Show that if a prime $p ≠ 3$ is such that $p≡1$ (mod 3) then p can be written as $a^2-ab+b^2$ where a and b are integers.
I have no idea how to approach this question, so any help much appreciated! This is in the context of algebraic number theory, so I'm not sure if it's helpful to consider rings of integers or anything like that.
Given that $p = a^2 - ab + b^2$, we can factor over $\mathbb{Z}[\zeta_3]$ (ring of Eisenstein integers) to obtain $p = \left(a + \zeta_3b\right)\left(a + \zeta_3^2b\right)$.
Therefore the ideal $(p)$ is not inert over $\mathbb{Z}[\zeta_3]$.
Then by the Dedekind factorization theorem we must have that $X^2 + X + 1$ splits into linear factors in $\mathbb{F}_p[X]$, i.e. there are roots in $\mathbb{F}_p$.
But the roots are formally $\frac{-1 \pm \sqrt{-3}}{2}$, so $-3$ must be a perfect square mod $p$. By quadratic reciprocity, this means that $p \equiv 1 \pmod 3$ as desired.
The converse is also true: given that $p \equiv 1 \pmod 3$ we use quadratic reciprocity to show that $-3$ is a perfect square mod $p$. Then the roots $\frac{-1 \pm \sqrt{-3}}{2}$ of the minimal polynomial $X^2 + X + 1$ are in $\mathbb{F}_p$, so $X^2 + X + 1$ splits in $\mathbb{F}_p[X]$.
By the Dedekind factorization theorem, the ideal $(p)$ factors into a product of two prime ideals in $\mathbb{Z}[\zeta_3]$. Since $\mathbb{Z}[\zeta_3]$ is a PID, we can write $(p) = (\alpha)(\beta) = (\alpha\beta)$, then it follows that $p = u\alpha\beta$ for some $\alpha, \beta \in \mathbb{Z}[\zeta_3]$ nonunits and $u$ some unit.
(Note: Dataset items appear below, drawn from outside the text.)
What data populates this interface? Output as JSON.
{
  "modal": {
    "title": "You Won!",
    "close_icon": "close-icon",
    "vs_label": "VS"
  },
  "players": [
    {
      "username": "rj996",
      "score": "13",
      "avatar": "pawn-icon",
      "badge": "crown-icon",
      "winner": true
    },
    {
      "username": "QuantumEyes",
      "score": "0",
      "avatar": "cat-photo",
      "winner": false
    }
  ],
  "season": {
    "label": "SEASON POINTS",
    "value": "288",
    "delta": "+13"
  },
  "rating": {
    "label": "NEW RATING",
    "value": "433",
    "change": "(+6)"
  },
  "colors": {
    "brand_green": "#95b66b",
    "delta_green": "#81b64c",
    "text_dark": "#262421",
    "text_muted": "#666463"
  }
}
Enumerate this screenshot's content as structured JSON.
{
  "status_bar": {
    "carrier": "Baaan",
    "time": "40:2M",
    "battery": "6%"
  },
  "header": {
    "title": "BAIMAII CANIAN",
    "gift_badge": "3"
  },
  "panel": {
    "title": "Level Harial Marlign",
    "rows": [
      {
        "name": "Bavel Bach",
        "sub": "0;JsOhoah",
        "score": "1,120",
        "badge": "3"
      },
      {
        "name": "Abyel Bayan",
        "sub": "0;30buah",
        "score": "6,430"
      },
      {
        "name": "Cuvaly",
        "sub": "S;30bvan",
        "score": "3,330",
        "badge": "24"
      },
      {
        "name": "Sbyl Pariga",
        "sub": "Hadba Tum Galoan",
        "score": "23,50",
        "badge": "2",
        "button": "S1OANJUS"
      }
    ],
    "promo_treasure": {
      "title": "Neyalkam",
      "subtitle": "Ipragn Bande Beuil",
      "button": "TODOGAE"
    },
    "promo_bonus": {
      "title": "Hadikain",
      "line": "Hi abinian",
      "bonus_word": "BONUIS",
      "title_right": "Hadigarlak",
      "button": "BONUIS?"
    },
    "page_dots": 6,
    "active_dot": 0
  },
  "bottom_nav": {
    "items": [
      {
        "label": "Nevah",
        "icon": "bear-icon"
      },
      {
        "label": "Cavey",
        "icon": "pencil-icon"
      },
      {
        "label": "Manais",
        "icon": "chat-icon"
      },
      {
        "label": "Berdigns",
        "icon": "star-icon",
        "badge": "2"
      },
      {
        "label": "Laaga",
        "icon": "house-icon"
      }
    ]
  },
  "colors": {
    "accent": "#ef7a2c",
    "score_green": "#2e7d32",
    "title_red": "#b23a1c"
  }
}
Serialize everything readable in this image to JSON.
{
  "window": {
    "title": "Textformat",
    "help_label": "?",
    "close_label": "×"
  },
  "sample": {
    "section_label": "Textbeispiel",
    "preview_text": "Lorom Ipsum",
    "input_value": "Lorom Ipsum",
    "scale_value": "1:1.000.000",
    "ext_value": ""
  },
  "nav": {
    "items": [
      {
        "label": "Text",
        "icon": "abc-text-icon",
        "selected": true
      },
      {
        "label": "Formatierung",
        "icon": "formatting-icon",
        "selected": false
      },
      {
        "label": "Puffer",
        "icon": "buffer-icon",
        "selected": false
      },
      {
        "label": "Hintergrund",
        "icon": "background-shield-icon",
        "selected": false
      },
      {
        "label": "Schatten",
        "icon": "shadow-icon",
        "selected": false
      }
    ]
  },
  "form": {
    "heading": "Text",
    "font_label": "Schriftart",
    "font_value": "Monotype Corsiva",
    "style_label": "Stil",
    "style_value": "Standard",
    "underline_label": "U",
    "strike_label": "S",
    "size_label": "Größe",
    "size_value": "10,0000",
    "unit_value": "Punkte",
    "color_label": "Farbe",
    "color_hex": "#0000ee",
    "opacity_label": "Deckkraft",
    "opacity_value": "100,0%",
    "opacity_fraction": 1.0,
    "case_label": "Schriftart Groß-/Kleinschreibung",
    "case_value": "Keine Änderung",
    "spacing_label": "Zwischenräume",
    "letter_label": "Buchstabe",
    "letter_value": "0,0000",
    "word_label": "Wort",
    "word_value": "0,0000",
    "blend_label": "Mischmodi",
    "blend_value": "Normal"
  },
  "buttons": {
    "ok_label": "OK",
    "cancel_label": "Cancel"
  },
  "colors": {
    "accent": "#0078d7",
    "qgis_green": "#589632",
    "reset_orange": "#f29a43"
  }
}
Finally taking norms we must have $N_{\mathbb{Q}(\zeta_3)/\mathbb{Q}}(\alpha) = p$, so $p$ is the norm of $\alpha = a + b\zeta_3$, which is $a^2 - ab + b^2$.
This is just a matter of quadratic reciprocity law.
Let $\omega$ be a primitive cubic root of unity and $K=\mathbf Q(\omega)= \mathbf Q(\sqrt {-3})$ . It is known that the ring of integers of $K$ is $A=\mathbf Z[\omega]=\mathbf Z[\sqrt {-3}]$, which is a PID. Knowing that $N(a+b\omega)=a^2 - ab +b^2$ (where $N$ is the norm map defined by $N(z)=z.\bar z$), your question amounts to the characterisation of a rational prime $p$ which is a norm from $A$, i.e. $p$ splits completely in $A$, or equivalently, $p$ is odd and $-3$ is a quadratic residue mod $p$ (note that the case $p=2$ is excluded because $-3\neq 1$ mod $8$), i.e. $(\frac {-3}{p})=1$ . But $(\frac {-3}{p})=(\frac {3}{p})(\frac {-1}{p})=(\frac {3}{p})$ because $p$ is odd, and quadratic reciprocity asserts here that $(\frac {3}{p})=(\frac {p}{3})$ . Finally, the wanted $p$ is characterized by $(\frac {p}{3})=1=(\frac {-3}{p})$. The first equality implies that $p\equiv 1$ mod $3$, and the second that $p$ splits, as we have seen above.
COMMENT.- I fear it is a problem not too elementary. It can be solved using the theory of representation of integers by quadratic forms. In short, consider the discriminant of the form $x^2-xy+y^2$ which is equal to $\Delta=-3$.
One can use the following result: The integer $n$ is represented by a quadratic form of discriminant $\Delta$ if and only if $\Delta$ is a square modulo $4n$.
Here four examples.
►For $p=7$ one has $x^2=-3\pmod{28}$ since $-3=25$, obvio.
►For $p=13$ one has $-3$ is a square modulo $52$ because $-3=49$ obvio.
►For $p=19$ one has $-3=x^2\pmod{76}$ has, for example, the solution $x=15$(there are other solutions).
►For $p=31$ the equation $-3=x^2\pmod{124}$ has, for example,the solution $x=11$.